General Discussion
In reply to the discussion: Dunkin Donut CEO Who Makes $4,887 an Hour Outraged at $15 Minimum Wage [View all]Glassunion
(10,201 posts)I laid it out how the increase would not only be 65 cents. You insist that all employees are full time and working a full 2080 hours a year. This is untrue. Your math is based on the assumption that all 260,000 employees work 2080 hours each, when in all probability only 1/3 of them do.
Now, your explanation of Reaganomics aside. Prices go up all of the time, and business flourishes just fine. Every day, rent, utilities, taxes, payroll, etc, increase and businesses have to decide how to absorb that cost. For example, just last year the price of coffee shot up. There was a shortage due to weather and rust (a disease effecting coffee), that left retailers with a choice over what to do. My company was one of them. Do we keep prices the same and lose profit, do we raise the price a little and lose a little profit and hope to make it up in volume, or do we match the market? We instead, raised our prices a bit but not enough to maintain margin, but we then raised the prices on other low margin items to increase their margin to make up for the shortfall. Our customer count still increased over last year, our item movement was not effected and we made our profit projections. Which is awesome, because 1/3 of all company profits are shared with the employees (all of us) in the form of cash compensation. The remaining 2/3 are used for benefits and company growth.

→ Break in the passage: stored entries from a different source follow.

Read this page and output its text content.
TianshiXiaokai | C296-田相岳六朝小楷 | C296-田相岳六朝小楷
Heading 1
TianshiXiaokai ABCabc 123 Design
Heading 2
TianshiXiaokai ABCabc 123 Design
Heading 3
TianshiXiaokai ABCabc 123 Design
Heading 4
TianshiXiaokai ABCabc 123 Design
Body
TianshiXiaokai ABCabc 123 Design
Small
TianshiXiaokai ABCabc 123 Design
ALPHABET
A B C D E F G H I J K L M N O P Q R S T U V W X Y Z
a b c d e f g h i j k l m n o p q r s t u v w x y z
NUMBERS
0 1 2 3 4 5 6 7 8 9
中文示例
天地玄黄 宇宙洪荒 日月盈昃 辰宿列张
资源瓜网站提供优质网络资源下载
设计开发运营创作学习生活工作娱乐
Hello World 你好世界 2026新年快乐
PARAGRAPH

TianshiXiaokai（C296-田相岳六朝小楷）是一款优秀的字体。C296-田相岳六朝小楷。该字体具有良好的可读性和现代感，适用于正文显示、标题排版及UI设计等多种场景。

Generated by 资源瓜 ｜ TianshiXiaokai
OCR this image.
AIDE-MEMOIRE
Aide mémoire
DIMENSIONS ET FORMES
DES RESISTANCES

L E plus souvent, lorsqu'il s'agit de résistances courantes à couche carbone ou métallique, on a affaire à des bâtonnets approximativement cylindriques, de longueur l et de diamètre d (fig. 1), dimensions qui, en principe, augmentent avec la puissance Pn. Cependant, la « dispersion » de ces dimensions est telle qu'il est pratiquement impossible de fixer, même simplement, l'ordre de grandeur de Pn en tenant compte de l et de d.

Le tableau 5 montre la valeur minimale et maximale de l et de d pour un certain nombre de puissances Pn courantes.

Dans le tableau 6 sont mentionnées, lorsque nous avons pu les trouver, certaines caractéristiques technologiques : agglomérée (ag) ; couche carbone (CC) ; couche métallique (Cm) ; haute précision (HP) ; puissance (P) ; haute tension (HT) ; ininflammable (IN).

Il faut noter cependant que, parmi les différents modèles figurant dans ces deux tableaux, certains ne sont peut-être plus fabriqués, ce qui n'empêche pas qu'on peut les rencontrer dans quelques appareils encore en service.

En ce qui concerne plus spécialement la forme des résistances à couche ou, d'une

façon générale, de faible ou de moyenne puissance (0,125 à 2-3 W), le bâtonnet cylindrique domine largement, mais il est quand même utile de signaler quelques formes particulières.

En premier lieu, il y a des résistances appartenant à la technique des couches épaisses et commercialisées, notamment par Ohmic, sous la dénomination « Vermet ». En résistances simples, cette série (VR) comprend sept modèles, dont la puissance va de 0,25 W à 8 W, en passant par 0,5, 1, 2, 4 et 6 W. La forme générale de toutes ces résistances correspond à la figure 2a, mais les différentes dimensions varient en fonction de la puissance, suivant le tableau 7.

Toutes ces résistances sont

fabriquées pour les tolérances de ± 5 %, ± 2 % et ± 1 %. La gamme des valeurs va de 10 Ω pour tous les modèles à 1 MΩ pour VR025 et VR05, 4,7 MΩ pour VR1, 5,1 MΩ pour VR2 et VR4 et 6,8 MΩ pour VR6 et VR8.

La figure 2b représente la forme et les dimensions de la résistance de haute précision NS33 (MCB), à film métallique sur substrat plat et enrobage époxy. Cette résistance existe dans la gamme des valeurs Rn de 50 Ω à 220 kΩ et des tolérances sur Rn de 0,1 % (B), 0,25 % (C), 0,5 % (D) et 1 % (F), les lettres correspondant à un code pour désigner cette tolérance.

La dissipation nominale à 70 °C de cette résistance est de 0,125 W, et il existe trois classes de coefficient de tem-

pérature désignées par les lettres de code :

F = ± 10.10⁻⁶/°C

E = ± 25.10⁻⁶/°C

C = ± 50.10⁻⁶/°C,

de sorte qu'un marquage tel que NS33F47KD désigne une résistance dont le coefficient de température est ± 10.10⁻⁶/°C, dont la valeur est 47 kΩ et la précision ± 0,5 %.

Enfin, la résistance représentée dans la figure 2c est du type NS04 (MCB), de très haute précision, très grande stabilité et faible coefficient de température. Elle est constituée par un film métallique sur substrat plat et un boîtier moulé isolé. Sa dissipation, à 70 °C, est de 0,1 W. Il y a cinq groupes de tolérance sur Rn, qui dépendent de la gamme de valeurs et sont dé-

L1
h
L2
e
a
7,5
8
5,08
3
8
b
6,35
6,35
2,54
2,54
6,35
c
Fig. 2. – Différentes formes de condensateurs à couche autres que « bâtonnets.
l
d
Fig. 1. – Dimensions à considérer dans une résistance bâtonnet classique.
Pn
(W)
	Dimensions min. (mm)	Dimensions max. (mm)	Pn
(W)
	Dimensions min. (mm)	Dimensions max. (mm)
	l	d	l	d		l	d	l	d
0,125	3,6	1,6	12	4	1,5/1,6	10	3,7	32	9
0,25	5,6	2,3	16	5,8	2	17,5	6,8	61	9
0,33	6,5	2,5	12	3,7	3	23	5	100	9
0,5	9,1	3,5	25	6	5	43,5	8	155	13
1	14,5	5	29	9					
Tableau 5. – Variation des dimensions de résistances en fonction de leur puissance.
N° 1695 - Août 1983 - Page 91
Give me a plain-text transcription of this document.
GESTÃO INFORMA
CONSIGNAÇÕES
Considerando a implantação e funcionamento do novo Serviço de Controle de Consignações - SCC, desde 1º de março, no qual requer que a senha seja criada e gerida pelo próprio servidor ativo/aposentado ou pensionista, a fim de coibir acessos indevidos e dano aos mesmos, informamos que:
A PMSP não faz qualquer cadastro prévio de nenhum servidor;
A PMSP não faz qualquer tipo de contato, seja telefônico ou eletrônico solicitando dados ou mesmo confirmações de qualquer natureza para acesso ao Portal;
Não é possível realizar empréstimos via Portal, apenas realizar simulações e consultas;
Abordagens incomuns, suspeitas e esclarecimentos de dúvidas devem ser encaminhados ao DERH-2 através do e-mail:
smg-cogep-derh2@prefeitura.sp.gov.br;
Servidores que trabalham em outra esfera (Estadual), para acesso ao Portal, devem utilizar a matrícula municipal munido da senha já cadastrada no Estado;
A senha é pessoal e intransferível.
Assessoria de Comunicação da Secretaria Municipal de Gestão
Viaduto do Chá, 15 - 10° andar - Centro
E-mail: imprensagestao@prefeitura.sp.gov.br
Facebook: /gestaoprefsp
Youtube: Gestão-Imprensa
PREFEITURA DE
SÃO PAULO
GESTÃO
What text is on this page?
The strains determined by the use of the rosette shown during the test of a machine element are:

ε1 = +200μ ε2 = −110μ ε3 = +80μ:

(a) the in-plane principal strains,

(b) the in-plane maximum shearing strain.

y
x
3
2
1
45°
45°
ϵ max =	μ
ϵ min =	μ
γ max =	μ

I never stated that price increases should be arbitrary. But you can indeed increase the prices of several items to absorb a cost. Coffee ain't all dunkin' sells. A good marketing team can figure it out and make it happen.
Keep in mind that dunkin' raised their coffee prices last year at about 9% or about 22 cents a cup. They still managed to sell 1.7 billion cups of coffee last year.
Raising prices does not cause demand to drop. This is also a false assumption. It would in your absurd method of making an egg-white breakfast sandwich $100. But making a big and toasted with hash browns 6.39 as opposed to 6.19 will in all likelihood have a nominal to zero effect on purchases.